El resquicio se cerró de golpe y la puerta se abrió. Un elfo anciano pero con el
porte de un rey, delgado, vestido con prendas negras y plateadas, de frente amplia y
arrugada, patillas largas y cabello igualmente largo y atado en trenzas, los recibió.
—Puede pasar usted, pero los chicos se tienen que quedar afuera.
—¡Awww! ¿Por qué no podemos? —chilló Pisis, molesta.
—Porque no tienen invitación, a menos que hayan traído regalos y agasajos.
—¿Regalos y agasajos? —preguntó el león, incrédulo.
—Sí. Es la única forma en que los leones conceden una breve audiencia. Lo
siento, pequeños, pero las reglas son las reglas.
—Disculpe, pero ¿no podrían acompañarme aun si yo lo quisiera?
—Llevo cuarenta años tratando y atendiendo a los leones, y sé bien que no les
agradará. A usted, sin embargo, le permito el paso sin problemas al palacio, pues aun
cuando ha llegado de forma inadvertida, sé que a ellos les interesará conocerlo.
¿Puedo saber su nombre, si es tan amable?
—Knaach de Ravencourt III —gruñó Knaach, de mala gana, y desanimado por
aquella diplomacia tan fría y arrogante.
—Bien, pase usted, por favor.
El león le dio la espalda al mayordomo y encaró a los tres pequeños elfos.
—Espérenme en la fuente, algo me dice que no estaré mucho tiempo en este lugar.
—¡Upa upa! —contestó Hathor en confirmación.
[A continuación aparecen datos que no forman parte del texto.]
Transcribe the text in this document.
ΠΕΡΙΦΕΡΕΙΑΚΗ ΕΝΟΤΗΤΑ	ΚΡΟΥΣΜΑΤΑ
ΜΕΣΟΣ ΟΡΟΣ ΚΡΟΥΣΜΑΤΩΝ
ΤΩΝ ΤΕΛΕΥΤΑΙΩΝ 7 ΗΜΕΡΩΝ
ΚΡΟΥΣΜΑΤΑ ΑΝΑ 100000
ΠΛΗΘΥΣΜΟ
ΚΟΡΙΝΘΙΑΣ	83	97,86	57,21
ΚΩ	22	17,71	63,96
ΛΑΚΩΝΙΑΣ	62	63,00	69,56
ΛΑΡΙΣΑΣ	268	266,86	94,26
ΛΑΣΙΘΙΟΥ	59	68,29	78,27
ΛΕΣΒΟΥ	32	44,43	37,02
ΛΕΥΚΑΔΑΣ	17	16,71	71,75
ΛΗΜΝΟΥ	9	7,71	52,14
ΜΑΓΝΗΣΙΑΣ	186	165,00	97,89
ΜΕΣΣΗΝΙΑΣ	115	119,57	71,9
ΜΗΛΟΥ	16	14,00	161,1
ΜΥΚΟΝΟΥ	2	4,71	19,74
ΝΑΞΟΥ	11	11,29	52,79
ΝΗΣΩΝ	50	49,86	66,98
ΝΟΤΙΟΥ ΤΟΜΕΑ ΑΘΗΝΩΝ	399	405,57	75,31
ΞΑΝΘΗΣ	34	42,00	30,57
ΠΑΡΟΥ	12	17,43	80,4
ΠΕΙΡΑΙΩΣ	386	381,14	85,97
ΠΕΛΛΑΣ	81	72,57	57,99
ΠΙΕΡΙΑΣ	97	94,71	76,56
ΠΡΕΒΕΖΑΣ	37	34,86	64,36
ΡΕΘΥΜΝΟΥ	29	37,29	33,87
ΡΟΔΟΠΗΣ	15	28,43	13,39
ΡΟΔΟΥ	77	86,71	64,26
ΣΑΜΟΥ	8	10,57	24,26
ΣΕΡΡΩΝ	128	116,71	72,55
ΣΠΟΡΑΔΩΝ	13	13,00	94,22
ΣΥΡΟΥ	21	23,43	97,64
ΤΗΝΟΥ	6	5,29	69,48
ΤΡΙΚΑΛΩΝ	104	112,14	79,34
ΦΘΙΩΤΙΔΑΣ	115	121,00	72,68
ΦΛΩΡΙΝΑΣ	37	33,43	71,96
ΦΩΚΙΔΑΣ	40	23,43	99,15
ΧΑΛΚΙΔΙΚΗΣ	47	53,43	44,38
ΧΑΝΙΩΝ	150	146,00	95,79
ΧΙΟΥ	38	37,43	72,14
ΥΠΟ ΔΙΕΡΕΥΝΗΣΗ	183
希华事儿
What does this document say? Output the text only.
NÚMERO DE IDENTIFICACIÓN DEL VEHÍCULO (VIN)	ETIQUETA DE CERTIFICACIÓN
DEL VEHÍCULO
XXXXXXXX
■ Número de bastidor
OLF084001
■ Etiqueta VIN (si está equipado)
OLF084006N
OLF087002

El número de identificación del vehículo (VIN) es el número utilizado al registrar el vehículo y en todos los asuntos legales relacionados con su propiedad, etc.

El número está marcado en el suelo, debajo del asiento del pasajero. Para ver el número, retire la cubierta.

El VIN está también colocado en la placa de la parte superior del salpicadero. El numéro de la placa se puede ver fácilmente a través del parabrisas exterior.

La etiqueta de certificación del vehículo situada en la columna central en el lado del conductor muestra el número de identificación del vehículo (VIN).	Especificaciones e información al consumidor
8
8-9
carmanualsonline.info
—Nosotros iremos a zampar un helado por’ ay’. Te veremos cuando salgas,
Krang.
—Knaach, bestia atolondrada —corrigió el león—. Me llamo Knaach.
Los niños rieron y se marcharon.
El mayordomo (que aún inspeccionaba a Knaach con ojo crítico y talante curioso)
acabó de abrir las puertas haciendo un gesto educado con la cabeza.
El lugar era enorme, las paredes de piedra lijada, y el gran pasillo que se abría al
frente estaba rodeado por armaduras de hierro, con los brazos extendidos arriba y al
frente, sosteniendo una espada cuya punta tocaba la de la armadura de adelante,
haciendo un largo camino reverencial propio de un monarca. Más allá, las anchas
escaleras se dividían en dos, y se entrelazaban hasta llegar al piso de arriba, que estaba
coronado por una pared con un gigantesco retrato de una corona dorada, perlada en
sus puntas por diamantes ovalados.
Al pasar por el camino de las armaduras, subir las escaleras y caminar por el largo
pasillo lleno de ventanales, llegaron, por fin, a las puertas de la Sala Real.